The court found that there was sufficient evidence to support the board and ALJ findings in the case. It noted that Tansey didn’t argue his action in contacting the TripAdvisor reviewer was an “error in judgment” or “mere negligence”—that is, the type of conduct that might justify a discharge, but not a disqualification from unemployment compensation benefits. The court observed that the board determined this conduct was sufficiently inimical to Mount Snow’s interest to constitute misconduct temporarily disqualifying him from unemployment compensation benefits.
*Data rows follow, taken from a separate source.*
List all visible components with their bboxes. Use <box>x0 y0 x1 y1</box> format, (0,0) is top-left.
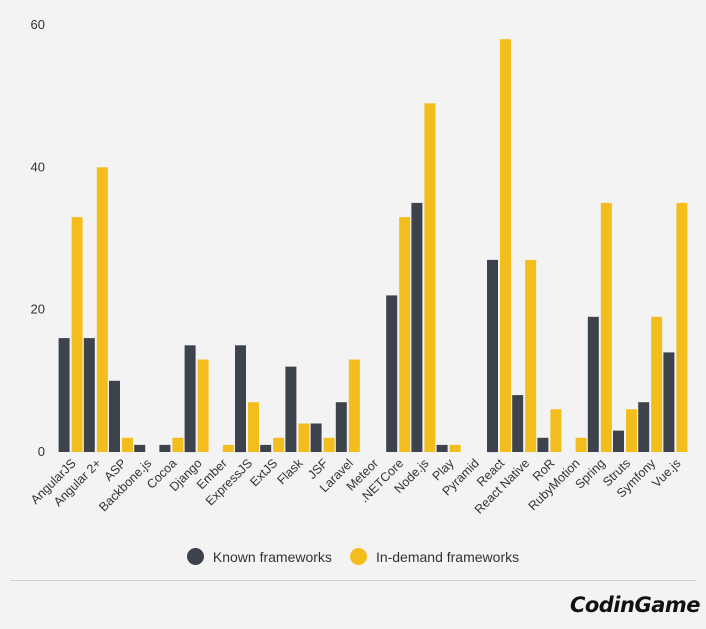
bar-known-symfony <box>638 402 650 452</box>
bar-in-demand-ember <box>222 444 234 452</box>
bar-known-jsf <box>310 423 322 452</box>
bar-known-expressjs <box>235 345 246 453</box>
y-tick-label: 40 <box>31 159 45 174</box>
bar-in-demand-flask <box>298 423 310 452</box>
legend: Known frameworks In-demand frameworks <box>0 548 706 565</box>
bar-known-spring <box>587 316 599 452</box>
x-tick-label: ExtJS <box>247 456 280 489</box>
legend-in-demand-label: In-demand frameworks <box>375 548 520 565</box>
y-axis-ticks: 0 20 40 60 <box>31 17 45 459</box>
x-tick-label: Vue.js <box>649 456 683 490</box>
bar-known-backbone-js <box>134 444 146 452</box>
bar-in-demand-laravel <box>348 359 360 452</box>
bar-in-demand-react-native <box>525 259 537 453</box>
bar-in-demand-rubymotion <box>575 437 587 452</box>
y-tick-label: 20 <box>31 302 45 317</box>
bar-in-demand-node-js <box>424 103 436 453</box>
bar-in-demand-angular-2 <box>96 167 108 453</box>
bar-known-vue-js <box>663 352 675 452</box>
bar-known-angular-2 <box>83 338 95 452</box>
bar-known-netcore <box>386 295 398 452</box>
codingame-logo: CodinGame <box>569 593 701 617</box>
bar-in-demand-symfony <box>651 316 663 452</box>
bar-known-cocoa <box>159 444 171 452</box>
legend-known-label: Known frameworks <box>212 548 332 565</box>
bar-known-django <box>184 345 196 453</box>
bar-in-demand-spring <box>600 202 612 452</box>
bar-in-demand-ror <box>550 409 562 452</box>
bar-in-demand-react <box>500 39 511 452</box>
legend-in-demand-swatch <box>349 548 367 565</box>
bar-in-demand-expressjs <box>248 402 259 452</box>
bar-in-demand-angularjs <box>71 217 83 452</box>
bar-known-struts <box>613 430 624 452</box>
bar-known-ror <box>537 437 549 452</box>
bar-in-demand-struts <box>626 409 637 452</box>
bar-in-demand-jsf <box>323 437 335 452</box>
legend-item-in-demand[interactable]: In-demand frameworks <box>349 548 520 565</box>
divider <box>10 580 696 581</box>
bar-known-asp <box>109 380 120 452</box>
bar-known-laravel <box>335 402 347 452</box>
bar-known-play <box>436 444 448 452</box>
legend-item-known[interactable]: Known frameworks <box>186 548 332 565</box>
bar-in-demand-extjs <box>273 437 285 452</box>
bar-known-angularjs <box>58 338 70 452</box>
bar-known-react-native <box>512 395 524 452</box>
bar-in-demand-django <box>197 359 209 452</box>
bar-known-extjs <box>260 444 272 452</box>
x-tick-label: Flask <box>274 456 306 488</box>
bar-in-demand-asp <box>122 437 133 452</box>
legend-known-swatch <box>186 548 204 565</box>
bar-known-node-js <box>411 202 423 452</box>
bar-in-demand-cocoa <box>172 437 184 452</box>
bar-known-react <box>487 259 498 453</box>
bar-known-flask <box>285 366 297 452</box>
y-tick-label: 60 <box>31 17 45 32</box>
bars <box>58 39 688 453</box>
y-tick-label: 0 <box>38 444 45 459</box>
bar-in-demand-netcore <box>399 217 411 452</box>
bar-in-demand-play <box>449 444 461 452</box>
bar-in-demand-vue-js <box>676 202 688 452</box>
On the important issue of progressive discipline and a notice against further misconduct of the same sort, the court emphasized that the company had demonstrated its concern about conduct toward guests when it warned Tansey after the earlier rudeness incident. As a result, it “acted appropriately when it reacted to [his] contact with the [TripAdvisor] reviewer to complain about the review and its consequence for him.” Using these observations, the court found no basis to overturn the board’s determination that his conduct substantially disregarded Mount Snow’s interest. Tansey v. Department of Labor (Mount Snow, Ltd., Employer), 2017 WL 262042 (non-precedential Entry Order, not reported in A.3d).
On the unemployment compensation law front, this decision illustrates the importance of documenting performance problems. If misconduct is repeated and a discharge results, documentation provides at least a higher likelihood (but no guarantee) that the employee will be disqualified from unemployment compensation benefits, at least if the misconduct is willful, culpably negligent, and sufficiently inimical to the employer’s interest to meet the applicable standard.
On the “navigating social media” front, the circumstances of the decision suggest that employers in the service and hospitality industries should consider adopting a social media review response policy that advises employees not to contact social media reviewers directly and requires that employer approval be obtained before posting a response. To use the social media platform highlighted by this case, TripAdvisor has detailed suggestions and guidelines for management responses to reviews (www.tripadvisor.com/TripAdvisorInsights/ n2428/how-add-management-responses-tripadvisortraveler- reviews).
Those guidelines provide that management responses will be posted only if they fall within specific parameters (e.g., they should be professional and respectful). Obviously, if an employee is appearing to speak for a service- or hospitality-based business, the company would want to have control over how the postings could affect the company’s brand, positively or negatively.
This decision indicates that the reviewer at issue chose to remove her review after being contacted by Tansey, but it’s also easy to imagine that an already unsatisfied reviewer could react to such contact by posting a much more negative review and by posting extensive commentary on the issue on other social media. If, for example, a negative personal attack on a reviewer went viral, that could have very significant brand implications. Having a policy that seeks to prevent such posts from being made in the first place, serves as the basis for employee education on the topic, and provides a clear basis for discharge if the policy is ignored could very helpful.